The step-down DC/DC conversion involves the time-division of a DC voltage (which is referred to as VIN) by means of a switch and smoothing of the results by means of an inductor and capacitor to produce a desired DC voltage. The figure on the right depicts a conceptual circuit for step-down DC/DC conversion and its operation.
In terms of PWM operation, a pulse period is specified so that with S1=ON and S2=OFF the duration of supply of VIN is 25%, and with S1=OFF and S2=ON, the duration of zero-volt (GND) state is 75%. When the obtained pulses are averaged, the result will be a 25% DC. Thus, if VIN is 10V, Vo, which is 25% of VIN will be 2.5V.

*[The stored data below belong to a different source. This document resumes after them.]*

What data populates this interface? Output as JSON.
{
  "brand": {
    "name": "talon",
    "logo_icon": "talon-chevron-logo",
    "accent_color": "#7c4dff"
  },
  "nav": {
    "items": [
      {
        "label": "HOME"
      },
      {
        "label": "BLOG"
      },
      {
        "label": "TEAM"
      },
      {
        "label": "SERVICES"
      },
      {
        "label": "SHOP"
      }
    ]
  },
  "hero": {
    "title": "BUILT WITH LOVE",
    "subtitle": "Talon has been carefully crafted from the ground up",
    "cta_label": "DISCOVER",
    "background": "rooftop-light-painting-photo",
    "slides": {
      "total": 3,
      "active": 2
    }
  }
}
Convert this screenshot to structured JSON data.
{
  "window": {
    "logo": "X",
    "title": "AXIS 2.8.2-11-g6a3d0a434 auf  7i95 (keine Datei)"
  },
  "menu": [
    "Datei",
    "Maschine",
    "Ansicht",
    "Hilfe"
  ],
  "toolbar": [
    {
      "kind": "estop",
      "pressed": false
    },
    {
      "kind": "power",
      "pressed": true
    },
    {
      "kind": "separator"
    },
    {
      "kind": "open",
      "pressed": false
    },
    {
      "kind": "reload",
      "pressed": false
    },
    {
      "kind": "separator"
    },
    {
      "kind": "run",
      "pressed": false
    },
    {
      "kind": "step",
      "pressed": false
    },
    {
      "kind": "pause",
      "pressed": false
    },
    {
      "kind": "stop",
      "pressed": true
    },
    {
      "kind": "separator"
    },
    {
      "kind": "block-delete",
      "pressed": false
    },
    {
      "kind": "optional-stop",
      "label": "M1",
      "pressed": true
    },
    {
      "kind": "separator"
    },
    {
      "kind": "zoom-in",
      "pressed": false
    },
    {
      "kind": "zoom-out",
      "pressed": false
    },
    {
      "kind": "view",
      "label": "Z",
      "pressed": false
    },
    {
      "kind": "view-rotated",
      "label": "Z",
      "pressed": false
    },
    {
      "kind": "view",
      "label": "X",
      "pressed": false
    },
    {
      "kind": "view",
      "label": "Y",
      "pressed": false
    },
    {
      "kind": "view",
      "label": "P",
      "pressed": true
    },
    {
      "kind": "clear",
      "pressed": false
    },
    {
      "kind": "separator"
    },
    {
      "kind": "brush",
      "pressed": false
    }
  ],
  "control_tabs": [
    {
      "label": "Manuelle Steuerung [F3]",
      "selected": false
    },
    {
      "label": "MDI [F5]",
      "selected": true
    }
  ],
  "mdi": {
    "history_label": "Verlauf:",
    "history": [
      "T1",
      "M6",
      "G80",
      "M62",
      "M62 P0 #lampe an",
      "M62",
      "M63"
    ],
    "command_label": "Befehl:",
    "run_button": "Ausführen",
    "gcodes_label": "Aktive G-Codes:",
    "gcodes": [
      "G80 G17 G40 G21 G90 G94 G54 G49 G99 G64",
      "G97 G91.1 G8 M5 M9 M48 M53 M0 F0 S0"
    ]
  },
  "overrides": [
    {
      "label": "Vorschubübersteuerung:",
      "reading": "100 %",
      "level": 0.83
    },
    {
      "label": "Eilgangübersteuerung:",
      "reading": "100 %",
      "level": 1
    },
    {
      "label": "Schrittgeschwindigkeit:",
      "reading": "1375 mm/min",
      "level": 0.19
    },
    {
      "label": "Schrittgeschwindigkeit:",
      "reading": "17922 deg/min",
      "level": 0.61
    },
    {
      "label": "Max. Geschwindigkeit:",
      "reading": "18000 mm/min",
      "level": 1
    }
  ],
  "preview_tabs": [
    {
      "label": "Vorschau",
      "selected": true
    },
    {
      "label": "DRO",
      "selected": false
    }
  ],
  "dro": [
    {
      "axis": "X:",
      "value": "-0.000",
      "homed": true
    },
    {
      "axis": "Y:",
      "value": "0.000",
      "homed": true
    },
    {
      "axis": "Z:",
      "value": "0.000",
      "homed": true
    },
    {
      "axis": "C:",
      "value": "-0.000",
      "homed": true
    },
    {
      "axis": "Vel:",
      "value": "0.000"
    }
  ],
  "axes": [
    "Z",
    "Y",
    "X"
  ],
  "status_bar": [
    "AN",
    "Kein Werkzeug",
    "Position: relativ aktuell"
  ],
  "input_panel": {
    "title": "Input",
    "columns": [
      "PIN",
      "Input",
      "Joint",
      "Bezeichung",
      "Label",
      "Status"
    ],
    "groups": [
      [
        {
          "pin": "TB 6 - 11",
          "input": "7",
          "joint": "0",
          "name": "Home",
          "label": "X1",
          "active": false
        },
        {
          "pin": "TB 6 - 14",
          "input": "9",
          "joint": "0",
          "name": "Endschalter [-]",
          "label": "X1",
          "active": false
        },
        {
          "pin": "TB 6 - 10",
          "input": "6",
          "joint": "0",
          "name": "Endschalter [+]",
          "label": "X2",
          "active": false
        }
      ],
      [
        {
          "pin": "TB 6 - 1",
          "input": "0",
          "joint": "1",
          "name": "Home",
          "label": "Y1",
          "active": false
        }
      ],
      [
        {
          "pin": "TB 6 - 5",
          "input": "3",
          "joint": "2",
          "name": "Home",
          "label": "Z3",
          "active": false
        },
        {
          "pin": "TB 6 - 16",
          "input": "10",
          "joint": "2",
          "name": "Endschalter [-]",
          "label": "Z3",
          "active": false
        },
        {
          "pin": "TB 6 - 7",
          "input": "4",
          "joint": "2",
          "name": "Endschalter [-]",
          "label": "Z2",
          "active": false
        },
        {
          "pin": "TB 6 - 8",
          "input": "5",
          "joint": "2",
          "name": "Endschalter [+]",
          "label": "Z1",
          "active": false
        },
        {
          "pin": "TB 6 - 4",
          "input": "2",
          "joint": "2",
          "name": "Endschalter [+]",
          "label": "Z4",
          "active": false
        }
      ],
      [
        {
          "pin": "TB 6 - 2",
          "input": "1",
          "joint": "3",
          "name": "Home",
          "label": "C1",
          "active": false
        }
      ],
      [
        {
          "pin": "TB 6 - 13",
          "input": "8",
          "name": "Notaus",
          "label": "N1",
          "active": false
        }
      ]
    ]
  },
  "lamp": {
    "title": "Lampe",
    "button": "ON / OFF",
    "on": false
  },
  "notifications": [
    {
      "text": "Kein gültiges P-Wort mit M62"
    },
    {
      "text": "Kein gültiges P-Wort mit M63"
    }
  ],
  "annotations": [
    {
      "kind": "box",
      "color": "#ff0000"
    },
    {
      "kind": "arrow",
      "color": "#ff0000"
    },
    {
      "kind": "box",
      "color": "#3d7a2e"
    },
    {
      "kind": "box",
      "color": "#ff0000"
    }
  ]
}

In actual PWM, because the load current for the average output fluctuates, over a continuously fixed on-time, the voltage fluctuates as a function of the load current. Since such an operation would not rate as a regulator, when the output falls, the on-time is increased, and more energy is transmitted from the input side to elevate the output voltage. When the output voltage has restored itself sufficiently, the on-time is reduced to stop any further rise in output.
The circuit shown below represents an actual circuit replacing the concept diagram. The switch S1 is replaced with a MOSFET, and S2 with a Schottky diode. The figure also shows the comparison and control circuits that were omitted in the original diagram. This is a typical step-down switching circuit which is referred to as a non- synchronous or diode-rectifying circuit.
Operation of a step-down switching regulator
The switching waveforms for the actual current and voltage are shown below. S1 denotes a MOSFET switching transistor; D1, a Schottky diode; L1, an inductor; C1, an output voltage; and VIN, an input voltage.
In this article, in the way of a review we explained the operation of a basic switching regulator. For actual evaluation, at each node the current and voltage waveform must be checked. Prerequisite to this exercise is a solid understanding of these basic operations.
・There are AC/DC and DC/DC switching regulators, each providing a variety of conversion methods.
・Selection of a method well-suited for a given design project requires a solid understanding of the pros and cons of each method.
・A key to understanding DC/DC conversion is that switching is employed to chop the energy necessary for the output in terms of time, and the results are rectified and smoothed for re-conversion to DC.
・Essential to evaluating the performance of a switching regulator is a good understanding of the current and voltage waveform in each node.